You may come across planners with a variety of credentials. The most common are:
CFA - Chartered Financial Analyst –this is usually not a person who advises individuals but rather, manages a mutual funds or portfolios at a trust department
CFP - Certified Financial Planner™ --considered to be the top choice when you want a financial planning generalists
CRFA – Certified Retirement Financial Advisor™ --considered to be the top choice if you are a retiree seeking a personal financial advisor http://www.crfa.us
CFS - Certified Fund Specialist – a professional that has taken extra training in selection of mutual funds
ChFC - Chartered Financial Consultant –equivalent of the CFP credential that is promoted by the life insurance industry
CLU - Chartered Life Underwriter -- a professional training for life insurance agents
CMFC - Chartered Mutual Fund Counselor
PFS - Personal Financial Specialist –a designation held only by CPAs who offer personal financial planning services
QFP - Qualified Financial Planner
RFC - Registered Financial Consultant
All these designations are awarded by private organizations. While they suggest that a planner has a certain amount of experience or training, none is required or recognized by any federal or state government or regulatory agency. Planners voluntarily choose to obtain these. Many talented planners hold no designations; other talented planners hold several.
To sell securities, planners must hold a federal securities license, offered by the National Association of Securities Dealers. Most planners hold either the Series 7 (which cover all forms of investments except commodities) or the Series 6 (limited to mutual funds, unit investment trusts and closed-end funds.)
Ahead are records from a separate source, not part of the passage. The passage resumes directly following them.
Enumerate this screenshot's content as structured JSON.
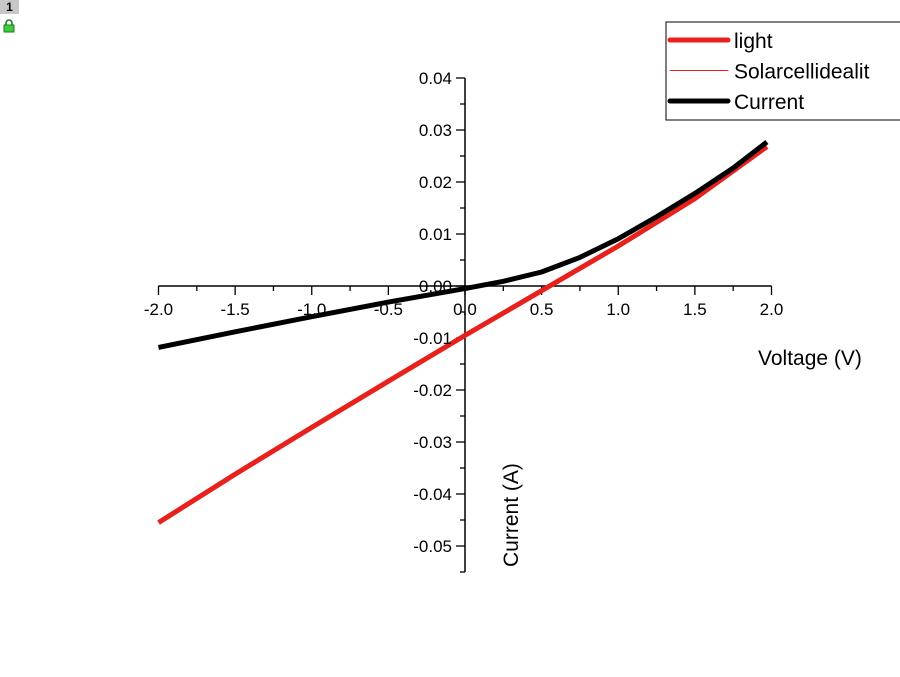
{
  "window": {
    "layer_number": "1",
    "lock_icon": "green-padlock-icon"
  },
  "chart_data": {
    "type": "line",
    "xlabel": "Voltage (V)",
    "ylabel": "Current (A)",
    "xlim": [
      -2.0,
      2.0
    ],
    "ylim": [
      -0.055,
      0.04
    ],
    "xticks": [
      -2.0,
      -1.5,
      -1.0,
      -0.5,
      0.0,
      0.5,
      1.0,
      1.5,
      2.0
    ],
    "xtick_labels": [
      "-2.0",
      "-1.5",
      "-1.0",
      "-0.5",
      "0.0",
      "0.5",
      "1.0",
      "1.5",
      "2.0"
    ],
    "yticks": [
      0.04,
      0.03,
      0.02,
      0.01,
      0.0,
      -0.01,
      -0.02,
      -0.03,
      -0.04,
      -0.05
    ],
    "ytick_labels": [
      "0.04",
      "0.03",
      "0.02",
      "0.01",
      "0.00",
      "-0.01",
      "-0.02",
      "-0.03",
      "-0.04",
      "-0.05"
    ],
    "axes_cross_at_origin": true,
    "grid": false,
    "legend_position": "top-right",
    "series": [
      {
        "name": "light",
        "color": "#e8211d",
        "style": "thick",
        "x": [
          -2.0,
          -1.5,
          -1.0,
          -0.5,
          0.0,
          0.5,
          1.0,
          1.5,
          1.97
        ],
        "y": [
          -0.0455,
          -0.0362,
          -0.0272,
          -0.0183,
          -0.0095,
          -0.0009,
          0.0077,
          0.0168,
          0.0268
        ]
      },
      {
        "name": "Solarcellidealit",
        "color": "#e8211d",
        "style": "thin",
        "x": [
          -2.0,
          -1.5,
          -1.0,
          -0.5,
          0.0,
          0.5,
          1.0,
          1.5,
          1.97
        ],
        "y": [
          -0.0452,
          -0.0359,
          -0.0269,
          -0.018,
          -0.0092,
          -0.0006,
          0.008,
          0.0172,
          0.0273
        ]
      },
      {
        "name": "Current",
        "color": "#000000",
        "style": "thick",
        "x": [
          -2.0,
          -1.5,
          -1.0,
          -0.5,
          0.0,
          0.25,
          0.5,
          0.75,
          1.0,
          1.25,
          1.5,
          1.75,
          1.97
        ],
        "y": [
          -0.0118,
          -0.0088,
          -0.0059,
          -0.0031,
          -0.0005,
          0.0009,
          0.0027,
          0.0055,
          0.0091,
          0.0133,
          0.0178,
          0.0227,
          0.0277
        ]
      }
    ]
  }
}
When doing a search for personal financial advisor, you may notice that American Express Financial Advisors gets very high ranking. Shortly however, these advisors will be split off from American Express and be an independent company. One would not have received independent advice from these financial planners as they deal only American Express products so they are in effect, sales people for AMEX. The company does claim to have the greatest number of Certified Financial Planners™ and this may in fact be true due to their sheer size (10,000 financial advisors). http://www.retirement-financial-advisor.com/financial-advisor.htm
High ranking is also achieved by NAPFA, the National Association of Personal Financial Planners. These are fee-only planners never charging a commission. Here’s what they say:
The National Association of Personal Financial Advisors (NAPFA) promotes a unique way of financial planning for individuals and families. NAPFA's mission is to provide consumers of all income levels with Fee-Only comprehensive, personal financial advice. Comprehensive financial planning means that NAPFA members can counsel you about almost any issue-including ones that you had not considered. NAPFA members are trained experts on retirement, saving for college, insurance, estates, taxes, selling your business, and many more financial issues. http://www.retirement-financial-advisor.com/retirement-investment.htm. Fee-Only financial planning means that NAPFA members are compensated solely by their clients, and do not accept commissions or compensation of any kind based on the products that they recommend. With a NAPFA member, you are guaranteed complete disclosure of all fees, prior to your engagement. There's no better way to be confident that your advisor is working in your interest, and solely in your interest.